Knowing When to Hold ‘Em for Long Term Income

In the feeding frenzy following the US real estate collapse of 2008 – 2011, house flipping made headlines around the country, as buyers seized on distressed properties being sold for rock bottom prices, repaired them and sold them quickly for higher prices. This appeared to be the way to make money by investing in real estate. But that kind of real estate purchase is speculation, not investing, with no avenue for creating long-term income.

As more and more foreclosed homes and distressed properties flooded the housing market as a result of many homeowners defaulting on payments, investors both seasoned and new applied the “buy-sell” mentality of the stock market to real estate, buying low and selling high while pocketing the difference.

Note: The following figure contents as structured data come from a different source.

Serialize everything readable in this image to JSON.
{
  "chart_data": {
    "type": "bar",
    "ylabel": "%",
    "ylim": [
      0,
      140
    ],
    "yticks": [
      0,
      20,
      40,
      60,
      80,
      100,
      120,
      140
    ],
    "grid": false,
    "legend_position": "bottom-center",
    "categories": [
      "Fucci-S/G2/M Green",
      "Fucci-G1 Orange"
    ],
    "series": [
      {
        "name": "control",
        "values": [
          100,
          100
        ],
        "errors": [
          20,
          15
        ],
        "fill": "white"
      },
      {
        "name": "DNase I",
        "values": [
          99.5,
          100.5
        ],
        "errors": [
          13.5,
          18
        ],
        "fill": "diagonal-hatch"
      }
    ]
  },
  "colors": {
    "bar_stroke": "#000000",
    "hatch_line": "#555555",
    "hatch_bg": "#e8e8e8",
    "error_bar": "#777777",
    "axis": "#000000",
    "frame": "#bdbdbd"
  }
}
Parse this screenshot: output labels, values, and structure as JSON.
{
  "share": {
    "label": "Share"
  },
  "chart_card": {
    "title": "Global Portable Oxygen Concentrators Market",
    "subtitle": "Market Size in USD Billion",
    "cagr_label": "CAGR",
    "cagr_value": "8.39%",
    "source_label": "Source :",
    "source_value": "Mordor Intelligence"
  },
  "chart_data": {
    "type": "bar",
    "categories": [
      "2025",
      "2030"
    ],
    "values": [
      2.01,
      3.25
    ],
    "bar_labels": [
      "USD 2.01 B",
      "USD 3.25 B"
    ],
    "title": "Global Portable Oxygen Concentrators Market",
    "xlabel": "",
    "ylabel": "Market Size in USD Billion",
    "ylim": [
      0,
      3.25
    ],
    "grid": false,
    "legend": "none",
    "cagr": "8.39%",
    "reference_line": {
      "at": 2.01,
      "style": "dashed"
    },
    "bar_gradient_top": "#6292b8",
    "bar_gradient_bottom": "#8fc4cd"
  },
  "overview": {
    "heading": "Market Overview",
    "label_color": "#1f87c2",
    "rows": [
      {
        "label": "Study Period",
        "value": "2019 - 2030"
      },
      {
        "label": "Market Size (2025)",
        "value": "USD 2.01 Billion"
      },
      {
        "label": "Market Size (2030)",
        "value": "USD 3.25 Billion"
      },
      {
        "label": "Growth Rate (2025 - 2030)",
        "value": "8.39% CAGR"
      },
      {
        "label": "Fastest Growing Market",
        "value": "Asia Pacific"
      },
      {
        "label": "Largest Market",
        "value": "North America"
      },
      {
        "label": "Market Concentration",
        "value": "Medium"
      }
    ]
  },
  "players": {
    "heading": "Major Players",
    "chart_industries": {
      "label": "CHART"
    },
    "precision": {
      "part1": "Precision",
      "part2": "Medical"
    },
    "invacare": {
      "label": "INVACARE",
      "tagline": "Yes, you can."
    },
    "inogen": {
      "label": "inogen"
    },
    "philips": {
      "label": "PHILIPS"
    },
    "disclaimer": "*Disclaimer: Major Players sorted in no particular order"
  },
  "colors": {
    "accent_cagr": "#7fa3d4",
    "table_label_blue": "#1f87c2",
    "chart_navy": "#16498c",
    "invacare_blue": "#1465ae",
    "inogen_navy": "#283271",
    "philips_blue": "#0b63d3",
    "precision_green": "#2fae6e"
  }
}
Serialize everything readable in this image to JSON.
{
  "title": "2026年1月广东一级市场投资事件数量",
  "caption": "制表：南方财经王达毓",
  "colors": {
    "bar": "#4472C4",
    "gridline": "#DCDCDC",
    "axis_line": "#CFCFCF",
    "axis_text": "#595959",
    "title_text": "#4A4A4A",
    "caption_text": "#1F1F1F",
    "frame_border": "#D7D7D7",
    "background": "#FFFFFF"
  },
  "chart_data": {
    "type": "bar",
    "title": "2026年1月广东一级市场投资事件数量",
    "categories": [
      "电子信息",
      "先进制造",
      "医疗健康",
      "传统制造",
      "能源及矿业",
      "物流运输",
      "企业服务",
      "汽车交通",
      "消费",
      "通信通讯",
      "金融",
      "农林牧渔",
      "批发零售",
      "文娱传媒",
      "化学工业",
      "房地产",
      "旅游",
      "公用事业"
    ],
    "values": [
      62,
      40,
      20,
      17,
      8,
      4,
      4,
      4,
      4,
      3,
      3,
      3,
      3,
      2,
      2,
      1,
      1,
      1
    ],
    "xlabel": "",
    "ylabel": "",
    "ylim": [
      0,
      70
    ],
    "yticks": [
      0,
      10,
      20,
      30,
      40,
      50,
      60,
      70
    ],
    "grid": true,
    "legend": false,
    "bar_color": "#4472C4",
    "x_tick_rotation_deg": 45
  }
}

But although house flipping and other kinds of buying and short-term selling strategies can yield an immediate profit, this is no true investment strategy. As Jason Hartman advises, the way to real wealth in rental real estate is to buy and hold as many properties as possible on a fixed rate mortgage, rather than sell them quickly for higher prices. Why?

Selling a property usually costs money. The flippers may be making a profit from the sale of a fixed-up house, but some of that profit will be devoured by the costs of closing a new deal. As often as the cycle is repeated, money will always be lost. Investors who purchase properties under whatever circumstances and keep them never have to factor those costs into their accounting once the initial sale takes place.

If you must make repairs on a house in order to sell it immediately, you most likely won’t be eligible for the tax benefits associated with the repair and long-term maintenance of an income property you’re holding on to. Those expenses will be essentially out of pocket, a risk taken in hopes of a big enough profit later on. Repairs and the costs of upkeep are tax deductible, with allowances for depreciation as well.

Short-term buying and selling of properties means you only take away the difference between your initial investment and the sale price, minus associated selling costs and the investment toward maintenance. But the income in income property comes from collecting steady rent checks from tenants over time, along with the associated tax breaks, bailouts and inflation-devalued debt. Buying cheap and selling quickly for less cheap offers no way to reap those benefits over the long term.

Income property investing is not without risks. A particular market may suffer a downturn, or a property may stand vacant without rents for a time. But as Jason Hartman points out, diversifying your holdings in a variety of markets offers a way to avoid those risks. Real wealth in rental real estate comes from making wise investments in viable properties that yield returns over the life of the investment.